In addition, one could also install a strong protein-protein dimerization module (e.g., Sun Tag system) to detect the expression of protein levels. For example, one could constitutively express crRNA-MS2, BoxB-petracrRNA, MCP-scFv protein, and tag endogenous or cargo protein with AN-GCN4 epitope molecule, where GCN4 epitope will strongly bind to scFv. The expression of the target protein will result in the formation of functional pegRNA to record its occurrence and strength. Using existing systems such as RADAR and transcription cis-regulatory elements, RNA expression, and transcriptional activity can be recorded using the Split-pegRNA recording systems, respectively.

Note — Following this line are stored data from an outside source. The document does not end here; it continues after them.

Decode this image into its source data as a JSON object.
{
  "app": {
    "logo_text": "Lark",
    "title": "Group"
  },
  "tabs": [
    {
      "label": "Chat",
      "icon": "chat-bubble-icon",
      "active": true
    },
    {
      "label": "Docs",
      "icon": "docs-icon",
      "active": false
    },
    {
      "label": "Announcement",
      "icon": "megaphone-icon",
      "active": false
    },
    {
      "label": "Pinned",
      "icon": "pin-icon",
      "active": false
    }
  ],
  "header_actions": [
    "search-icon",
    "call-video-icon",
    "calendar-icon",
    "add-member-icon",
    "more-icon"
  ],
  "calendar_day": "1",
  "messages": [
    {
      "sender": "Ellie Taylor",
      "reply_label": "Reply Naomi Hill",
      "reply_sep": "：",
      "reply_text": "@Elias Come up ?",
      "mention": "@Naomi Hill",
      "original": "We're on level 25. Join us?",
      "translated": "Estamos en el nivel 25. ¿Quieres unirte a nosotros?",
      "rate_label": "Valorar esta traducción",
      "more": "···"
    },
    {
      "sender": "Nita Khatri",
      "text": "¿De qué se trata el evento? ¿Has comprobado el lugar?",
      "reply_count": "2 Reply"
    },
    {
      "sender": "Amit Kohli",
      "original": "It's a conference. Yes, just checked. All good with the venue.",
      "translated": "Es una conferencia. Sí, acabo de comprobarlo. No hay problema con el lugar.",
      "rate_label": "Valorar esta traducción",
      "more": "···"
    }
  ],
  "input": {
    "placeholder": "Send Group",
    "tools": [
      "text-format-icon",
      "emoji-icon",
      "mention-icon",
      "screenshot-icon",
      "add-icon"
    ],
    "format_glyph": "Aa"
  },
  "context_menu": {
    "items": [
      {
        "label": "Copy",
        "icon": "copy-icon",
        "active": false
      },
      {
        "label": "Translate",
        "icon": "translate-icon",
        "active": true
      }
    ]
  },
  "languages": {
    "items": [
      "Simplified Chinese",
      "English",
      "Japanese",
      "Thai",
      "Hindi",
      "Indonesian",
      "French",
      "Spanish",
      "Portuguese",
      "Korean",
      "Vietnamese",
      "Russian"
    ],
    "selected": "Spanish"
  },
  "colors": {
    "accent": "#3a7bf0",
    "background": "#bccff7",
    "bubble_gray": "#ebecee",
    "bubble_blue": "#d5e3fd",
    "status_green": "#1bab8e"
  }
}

One of the most well-known information transfer systems in biology is the expression of protein from the genome. In this case, the genomic DNA serves as an information retrieval medium, in which the necessary information of the amino-acid sequence for functional protein is encoded in the DNA sequence. The information process is bridged by RNA through the regulation of its expression and function. Both transcription and translation also serve to amplify the genetic signal, where many copies of RNA transcripts are produced from a single DNA molecule, and many copies of protein molecules are synthesized from a single RNA transcript molecule. In the present recording system, the information flow is reversed, where the molecular events are sensed by interactions at the protein and RNA level, and transferred to DNA sequences as an information recording medium. Therefore, we envision a complete circular system, where the protein expression, RNA modulation, and DNA editing system can evolve once it is introduced into a living cell, sensing cellular environments to modify specific genetic circuits encoded in DNA, which expresses proteins to alter its cellular environment.
All crRNA and petracrRNA constructs were cloned using ligation after restriction (T4 DNA Ligase, New England Biolabs), following the protocol outlined in Anzalone et al.1. Single-stranded DNAs (IDT) were annealed to have 4 bp overhangs in both ends of double-stranded DNAs, which is a substrate for T4 DNA ligase. The plasmid backbone (pU6-pegRNA-GG-acceptor, Addgene #132777) was digested using BsaI-HFv2, and mixed with annealed double-stranded DNA constructs with 4-bp overhangs. At the end of all crRNA and petracrRNA constructs, we added the evoPreQ1 sequence and poly-T terminator sequence. A small amount (1-2 uL) of T4 ligation reaction mix was added to NEB Stbl cell (C3040) for transformation and grown at 37° C. for the plasmid DNA preparation (Qiagen miniprep). The resulting plasmids were sequence-verified using Sanger sequencing (Genewiz).
All protein expression constructs were cloned using Gibson assembly (NEB, where double-stranded DNA fragments are either ordered from IDT as gBlocks or PCR amplified from existing constructs with at least 25-bp overlap in sequence. A small amount (1-2 uL) of Gibson Assembly reaction mix was added to NEB Stbl cell (C3040) for transformation and grown at 30° C. or 37° C. for the plasmid DNA preparation (Qiagen miniprep). The resulting plasmids were sequence-verified using Sanger sequencing (Genewiz).
The HEK293T cell line was purchased from ATCC, and maintained by following the recommended protocol from the vendor. HEK293T cells were cultured in Dulbecco's modified Eagle's medium (DMEM) with high glucose (GIBCO), supplemented with 10% fetal bovine serum (Rocky Mountain Biologicals) and 1% penicillin-streptomycin (GIBCO). Cells were grown with 5% CO2 at 37° C. Cell lines were used as received without authentication or a test for Mycoplasma.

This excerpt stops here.